Hello,
I'm Mervi Eskelinen!
An artist, nerd and sorcerer, dedicated to make world softer and better for everyone, and to get you to make more art. Make art, change the world!
Using images in place of text content is one of the mistakes I see constantly on websites designed and built by someone who's not that familiar with web design and it's techniques in general. Very often the calls of action are made to look pretty by turning the whole thing, including the text, background and the button, into one image. Testimonials pages tend to be the biggest offenders. Making them look the way the website owner hopes may be a bit over the league of the person who built the page. And then there are the about pages, which the website owner wanted to look really fancy. The problem is that these contents that are supposed to be text, sometimes even long texts, are turned into images and images, pretty as they are, don't quite do it for text content.
I mentioned this before on my article about overusing images. On that one I took on an about page, which was very pretty. To my huge disappointment it was one big image. I'm returning to this subject, because of the image testimonials and calls of action, which seem to be trending on "home made" websites. It may seem like not that big a deal to use images in place of text on your site. However it can turn out to be a big problem for you and for your website visitors.
Additional images slow your website down. Each image, whether it's a content image or a background, social media button or anything else, makes your website slow. I like using images and image backgrounds and I don't say you shouldn't use them at all. When you unnecessarily use images where there could be text you are slowing your website down for no good reason. For instance when you use one big image in the place of your about text or something like that you are making that page considerably slower.
Using images in place of text is accessibility issue. What if for some reason the images won't render? Website images can be disabled on many browsers and some of your website visitors are doing this to save data or to make websites load faster on slow connections. Additionally images may end up not loading for many reasons. But most of all you should consider the visitors who are visually impaired. Firstly your image's text may be too small and zooming in won't help. Secondly many visually impaired people use screen readers which cannot read the text on image. Of course you can always add alternative text (alt attribute) to your images. Actually apparently screen readers ignore images without alt texts, so you should always provide them. Some screen readers don't have problem with long alt texts, but there are those which divide alt text into shorter chuncks and read these chuncks as if they were separate images. This can be confusing. There's always the longdesc attribute, which can include a longer description. Oh and don't forget the mobile users. Your text images are impossible on small screens.

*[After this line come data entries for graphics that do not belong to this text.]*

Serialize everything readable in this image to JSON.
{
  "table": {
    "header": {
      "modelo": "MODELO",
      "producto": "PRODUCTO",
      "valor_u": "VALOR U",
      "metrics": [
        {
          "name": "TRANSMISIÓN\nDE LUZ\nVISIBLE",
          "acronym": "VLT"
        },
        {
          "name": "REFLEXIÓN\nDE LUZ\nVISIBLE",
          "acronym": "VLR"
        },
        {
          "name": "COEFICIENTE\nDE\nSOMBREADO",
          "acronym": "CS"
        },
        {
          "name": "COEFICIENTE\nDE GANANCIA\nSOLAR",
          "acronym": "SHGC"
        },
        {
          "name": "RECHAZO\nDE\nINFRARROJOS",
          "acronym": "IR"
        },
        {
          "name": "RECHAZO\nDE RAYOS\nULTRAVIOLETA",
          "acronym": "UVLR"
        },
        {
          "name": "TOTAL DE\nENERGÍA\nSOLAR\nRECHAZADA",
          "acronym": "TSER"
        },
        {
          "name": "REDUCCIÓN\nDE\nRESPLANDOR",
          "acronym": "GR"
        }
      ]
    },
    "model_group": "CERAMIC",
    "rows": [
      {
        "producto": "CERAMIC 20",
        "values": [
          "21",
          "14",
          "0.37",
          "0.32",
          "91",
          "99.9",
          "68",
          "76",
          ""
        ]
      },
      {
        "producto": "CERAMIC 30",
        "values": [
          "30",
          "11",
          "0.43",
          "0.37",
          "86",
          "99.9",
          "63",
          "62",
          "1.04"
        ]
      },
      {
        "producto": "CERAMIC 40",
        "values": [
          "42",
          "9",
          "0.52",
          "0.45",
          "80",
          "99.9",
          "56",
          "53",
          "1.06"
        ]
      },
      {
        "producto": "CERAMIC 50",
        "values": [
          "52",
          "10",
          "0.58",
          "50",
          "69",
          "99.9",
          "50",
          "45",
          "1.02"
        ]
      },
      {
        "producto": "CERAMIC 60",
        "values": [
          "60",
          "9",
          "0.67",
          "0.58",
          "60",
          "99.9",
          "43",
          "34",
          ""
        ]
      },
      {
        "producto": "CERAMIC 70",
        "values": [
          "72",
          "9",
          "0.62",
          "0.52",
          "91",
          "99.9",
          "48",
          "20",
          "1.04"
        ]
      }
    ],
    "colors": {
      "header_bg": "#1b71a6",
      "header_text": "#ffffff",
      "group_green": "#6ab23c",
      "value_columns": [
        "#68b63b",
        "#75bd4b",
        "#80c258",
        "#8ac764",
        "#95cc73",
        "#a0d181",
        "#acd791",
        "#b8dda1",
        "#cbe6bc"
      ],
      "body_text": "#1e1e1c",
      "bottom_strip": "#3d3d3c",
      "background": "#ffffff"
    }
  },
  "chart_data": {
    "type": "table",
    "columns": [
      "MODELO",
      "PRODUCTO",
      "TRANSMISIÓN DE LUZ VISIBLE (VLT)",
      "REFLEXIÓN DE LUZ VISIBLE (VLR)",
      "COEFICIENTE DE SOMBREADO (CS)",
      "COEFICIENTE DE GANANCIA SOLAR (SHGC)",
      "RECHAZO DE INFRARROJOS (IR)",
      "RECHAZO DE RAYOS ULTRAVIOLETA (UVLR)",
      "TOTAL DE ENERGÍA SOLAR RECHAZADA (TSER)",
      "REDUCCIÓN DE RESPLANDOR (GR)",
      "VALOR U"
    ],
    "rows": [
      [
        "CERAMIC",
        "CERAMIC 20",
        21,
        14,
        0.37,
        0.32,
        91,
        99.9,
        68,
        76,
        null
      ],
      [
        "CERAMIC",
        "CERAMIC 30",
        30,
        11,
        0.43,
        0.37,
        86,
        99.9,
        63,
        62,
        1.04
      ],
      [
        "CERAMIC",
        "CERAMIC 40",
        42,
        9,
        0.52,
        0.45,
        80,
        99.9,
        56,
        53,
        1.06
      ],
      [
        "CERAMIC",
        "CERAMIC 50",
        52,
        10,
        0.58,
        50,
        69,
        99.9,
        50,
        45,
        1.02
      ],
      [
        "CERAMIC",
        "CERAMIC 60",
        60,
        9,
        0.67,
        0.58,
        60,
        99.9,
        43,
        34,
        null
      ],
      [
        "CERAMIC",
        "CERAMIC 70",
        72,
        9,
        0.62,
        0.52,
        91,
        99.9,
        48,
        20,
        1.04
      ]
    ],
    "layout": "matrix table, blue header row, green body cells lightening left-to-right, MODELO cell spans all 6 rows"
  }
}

Using images in place of text is SEO issue. Like screen readers, the search bots which crawl your website to see if it has the right keywords to be included in searches cannot "see" images. They can read the alt texts and I don't know if they read longdesc attribute. I wouldn't however trust only these attributes to deliver the all the right keywords to search engines. Also the images slowing down your website are harming your SEO score. Unless you want Google (and other search engines) to miss some really good keywords text content as actual text instead of images could provide, you must stop using images in the place of perfectly good text.
I understand making your site look pretty and flashy with only text and CSS can be really difficult. Thus you must either get help by someone who can do it without using too many images or simplify the whole thing and forget the flashy. Also if your website designer/builder wants to turn some of your text content in images please fire them and hire someone else. I can assure you a website can be pretty AND accessible. Use the words.